I sometimes get curious.
My curiosity drives me to try things I might not have tried otherwise.
For instance, I have a product idea in mind for CSS Academy. This month I will be dedicating some time to writing my pitch for this product.
At the beginning of my deep work block I might ask myself: "Could I write a rough draft of the entire pitch before the end of my deep work session?"
It's not a goal.
It's a curiosity. It's playful.
There's also no pressure.
I would spend the next 90 minutes seeing if I could draft my entire pitch.
If I do, interesting! If I don't, also interesting.
Try curiosity. You might find it works better than goals ever did. And it always leaves you feeling good.
Focus on Becoming
Instead of focusing on doing and accomplishing, I'm focused on becoming.
I have a vision for myself and my future. Each day I am calmly working towards creating it.
Years ago I read the following passage:
Let me share with you an intriguing thought. The real value in setting goals is not in their achievement. The acquisition of the things you want is strictly secondary. The major reason for setting goals is to compel you to become the person it takes to achieve them. Let me explain.
What do you think is the greatest value in becoming a millionaire? Is it the million dollars? I don’t think so. No, the greatest value is in the skills, knowledge, discipline, and leadership qualities you’ll develop in reaching that elevated status. It’s the experience you acquire in planning and developing strategies. It’s the inner strength you’ll develop to have enough courage, commitment, and willpower to attract a million dollars.
Give a million dollars to someone who doesn’t possess the attitude of a millionaire and that person will most likely lose it. But take away all the wealth from a true millionaire and in no time he or she will build a new fortune. Why? Because they have the knowledge and experience to duplicate the process again and again.
As you can see, when someone becomes a millionaire, the least important thing is what they have.
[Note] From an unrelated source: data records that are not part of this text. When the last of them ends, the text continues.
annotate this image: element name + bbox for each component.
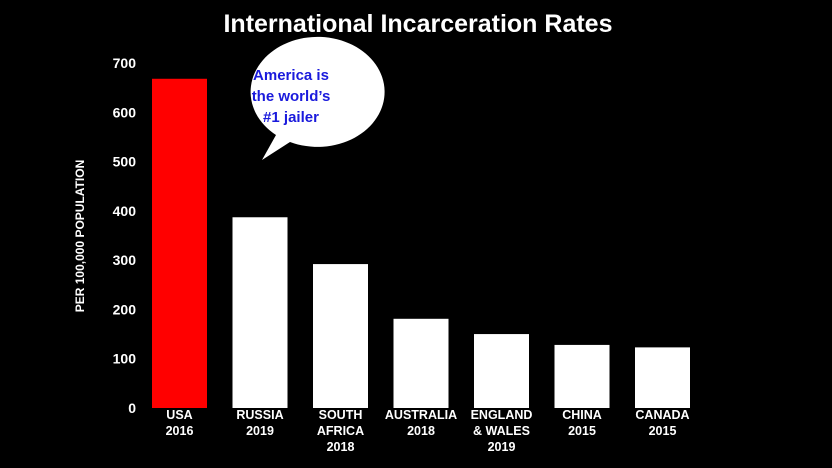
chart-title: International Incarceration Rates bbox=[223, 10, 612, 38]
callout-line: the world’s bbox=[252, 88, 331, 105]
y-axis-label: PER 100,000 POPULATION bbox=[73, 160, 87, 313]
callout-line: #1 jailer bbox=[263, 109, 319, 126]
bar bbox=[554, 344, 610, 408]
y-axis-ticks: 0 100 200 300 400 500 600 700 bbox=[113, 55, 137, 416]
x-tick-label: 2015 bbox=[649, 424, 677, 438]
x-tick-label: AFRICA bbox=[317, 424, 364, 438]
x-tick-label: & WALES bbox=[473, 424, 530, 438]
x-tick-label: 2019 bbox=[488, 440, 516, 454]
x-tick-label: 2016 bbox=[166, 424, 194, 438]
x-tick-label: RUSSIA bbox=[236, 408, 283, 422]
x-axis-ticks: USA 2016 RUSSIA 2019 SOUTH AFRICA 2018 AUSTRALI… bbox=[166, 408, 690, 454]
bars bbox=[152, 78, 690, 409]
x-tick-label: CANADA bbox=[635, 408, 689, 422]
y-tick-label: 100 bbox=[113, 351, 137, 367]
y-tick-label: 0 bbox=[128, 400, 136, 416]
callout-line: America is bbox=[253, 67, 329, 84]
x-tick-label: 2019 bbox=[246, 424, 274, 438]
bar bbox=[232, 217, 288, 408]
x-tick-label: AUSTRALIA bbox=[385, 408, 457, 422]
y-tick-label: 600 bbox=[113, 104, 137, 120]
y-tick-label: 500 bbox=[113, 154, 137, 170]
x-tick-label: USA bbox=[166, 408, 192, 422]
x-tick-label: ENGLAND bbox=[471, 408, 533, 422]
y-tick-label: 300 bbox=[113, 252, 137, 268]
y-tick-label: 700 bbox=[113, 55, 137, 71]
x-tick-label: 2018 bbox=[407, 424, 435, 438]
bar bbox=[152, 78, 207, 409]
bar bbox=[474, 334, 529, 408]
speech-bubble-shape bbox=[250, 36, 385, 160]
y-tick-label: 400 bbox=[113, 203, 137, 219]
y-tick-label: 200 bbox=[113, 301, 137, 317]
x-tick-label: 2018 bbox=[327, 440, 355, 454]
x-tick-label: CHINA bbox=[562, 408, 602, 422]
speech-bubble-callout: America is the world’s #1 jailer bbox=[250, 36, 385, 160]
bar bbox=[393, 318, 449, 408]
callout-text: America is the world’s #1 jailer bbox=[252, 67, 331, 126]
bar bbox=[635, 347, 690, 408]
x-tick-label: 2015 bbox=[568, 424, 596, 438]
x-tick-label: SOUTH bbox=[319, 408, 363, 422]
bar bbox=[313, 264, 368, 408]
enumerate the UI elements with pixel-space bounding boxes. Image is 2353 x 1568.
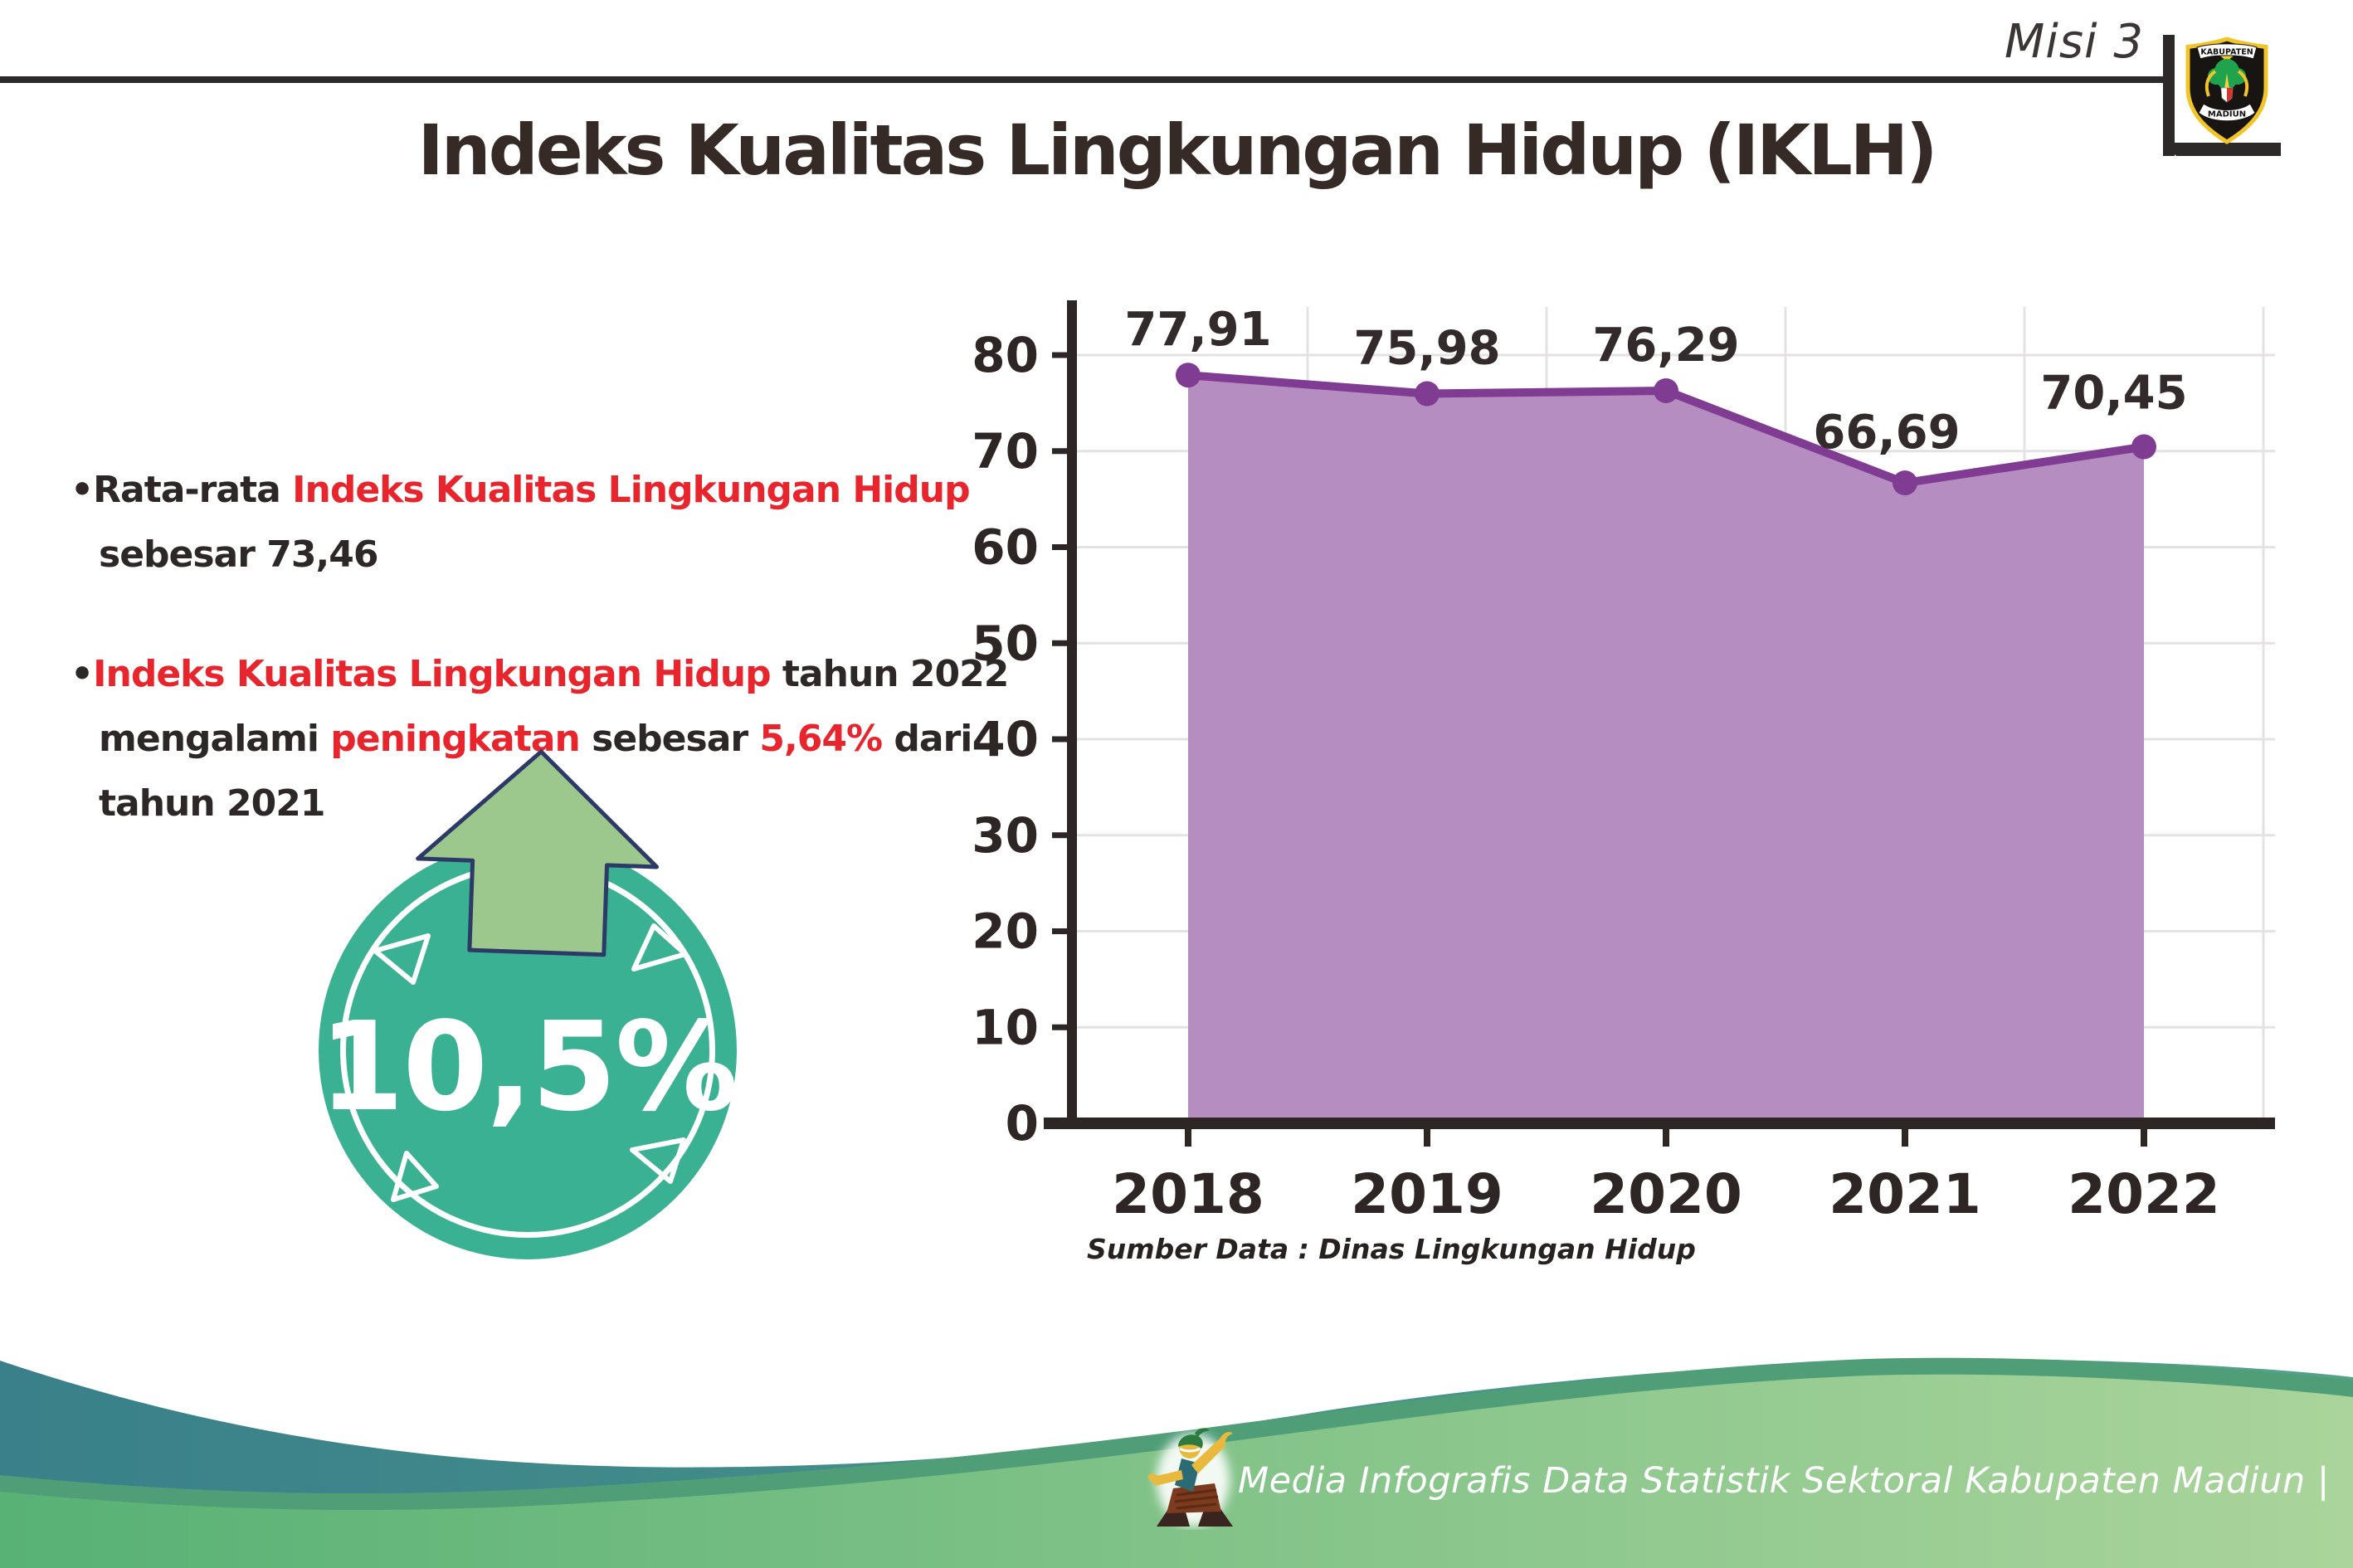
- y-tick-label: 40: [972, 711, 1039, 767]
- x-tick-label: 2022: [2068, 1162, 2220, 1226]
- page-title: Indeks Kualitas Lingkungan Hidup (IKLH): [417, 110, 1938, 191]
- bullet-text-segment: tahun 2022: [770, 653, 1009, 695]
- bullet-text-segment: sebesar: [579, 718, 760, 760]
- bullet-text-segment: Indeks Kualitas Lingkungan Hidup: [292, 469, 970, 511]
- y-tick-label: 60: [972, 519, 1039, 576]
- x-tick-label: 2018: [1112, 1162, 1264, 1226]
- bullet-text-segment: Indeks Kualitas Lingkungan Hidup: [93, 653, 771, 695]
- bullet-text-segment: tahun 2021: [99, 782, 325, 825]
- sparkle-triangle-icon: [391, 1151, 439, 1202]
- bullet-text-segment: mengalami: [99, 718, 331, 760]
- bullet-line: sebesar 73,46: [71, 523, 1000, 587]
- data-label: 70,45: [2040, 367, 2187, 421]
- data-label: 75,98: [1353, 322, 1500, 376]
- sparkle-triangle-icon: [631, 923, 688, 971]
- source-note: Sumber Data : Dinas Lingkungan Hidup: [1087, 1233, 1696, 1265]
- y-tick-label: 20: [972, 903, 1039, 960]
- data-point: [1176, 363, 1201, 388]
- logo-top-text: KABUPATEN: [2200, 48, 2253, 57]
- bullet-list: •Rata-rata Indeks Kualitas Lingkungan Hi…: [71, 458, 1009, 891]
- kabupaten-madiun-logo-icon: KABUPATEN MADIUN: [2185, 37, 2268, 144]
- logo-star-icon: [2219, 50, 2234, 64]
- bullet-text-segment: Rata-rata: [93, 469, 293, 511]
- footer-caption: Media Infografis Data Statistik Sektoral…: [1238, 1460, 2330, 1502]
- data-label: 77,91: [1124, 303, 1271, 357]
- bullet-text-segment: dari: [882, 718, 972, 760]
- logo-wings-icon: [2204, 70, 2249, 97]
- bullet-text-segment: •: [71, 653, 94, 695]
- bullet-text-segment: •: [71, 469, 94, 511]
- bullet-line: tahun 2021: [71, 772, 1000, 836]
- sparkle-triangle-icon: [373, 933, 431, 985]
- x-tick-label: 2020: [1590, 1162, 1742, 1226]
- sparkle-triangle-icon: [630, 1137, 686, 1184]
- dancer-mascot-icon: [1147, 1428, 1233, 1527]
- data-point: [1893, 470, 1917, 496]
- data-point: [1415, 381, 1440, 407]
- area-series: [1188, 375, 2144, 1123]
- y-tick-label: 80: [972, 327, 1039, 383]
- data-label: 76,29: [1592, 319, 1739, 373]
- bullet-line: mengalami peningkatan sebesar 5,64% dari: [71, 707, 1000, 772]
- data-point: [1654, 377, 1678, 403]
- logo-frame-horizontal: [2163, 143, 2281, 156]
- y-tick-label: 50: [972, 615, 1039, 671]
- mission-label: Misi 3: [2004, 15, 2144, 69]
- header-rule: [0, 76, 2163, 83]
- arrow-up-icon: [416, 749, 659, 957]
- bullet-line: •Rata-rata Indeks Kualitas Lingkungan Hi…: [71, 458, 1000, 523]
- logo-top-ribbon: KABUPATEN: [2196, 43, 2258, 60]
- logo-frame-vertical: [2163, 35, 2175, 156]
- data-point: [2131, 434, 2156, 460]
- data-label: 66,69: [1813, 406, 1960, 460]
- logo-bottom-text: MADIUN: [2208, 110, 2246, 119]
- y-tick-label: 0: [1006, 1095, 1039, 1152]
- y-tick-label: 30: [972, 807, 1039, 864]
- iklh-area-chart: 0 10 20 30 40 50 60 70 80 2018 2019 2020 2021 2022 77,…: [972, 300, 2275, 1226]
- bullet-text-segment: sebesar 73,46: [99, 533, 378, 576]
- logo-bottom-ribbon: MADIUN: [2198, 103, 2256, 122]
- logo-inner-shield-icon: [2220, 87, 2234, 103]
- bullet-text-segment: 5,64%: [759, 718, 883, 760]
- y-tick-label: 70: [972, 423, 1039, 480]
- x-tick-label: 2019: [1351, 1162, 1503, 1226]
- bullet-item: •Indeks Kualitas Lingkungan Hidup tahun …: [71, 642, 1009, 836]
- bullet-item: •Rata-rata Indeks Kualitas Lingkungan Hi…: [71, 458, 1000, 587]
- badge-value: 10,5%: [319, 996, 738, 1138]
- x-tick-label: 2021: [1829, 1162, 1981, 1226]
- bullet-line: •Indeks Kualitas Lingkungan Hidup tahun …: [71, 642, 1009, 707]
- y-tick-label: 10: [972, 999, 1039, 1055]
The most important thing is what they have become.
- 7 Strategies for Wealth and Happiness by John Rohn
This book and this passage in particular has had a huge impact on my life.
Each day I wake up clear on who I want to become. And I work towards that vision.
I do better work. I'm more creative. I'm less stressed. I can better see what I've accomplished instead of what to-do's I wasn't able to get done.
Try freeing yourself from your goals. Who knows, you might find you're actually more productive and simply better without them.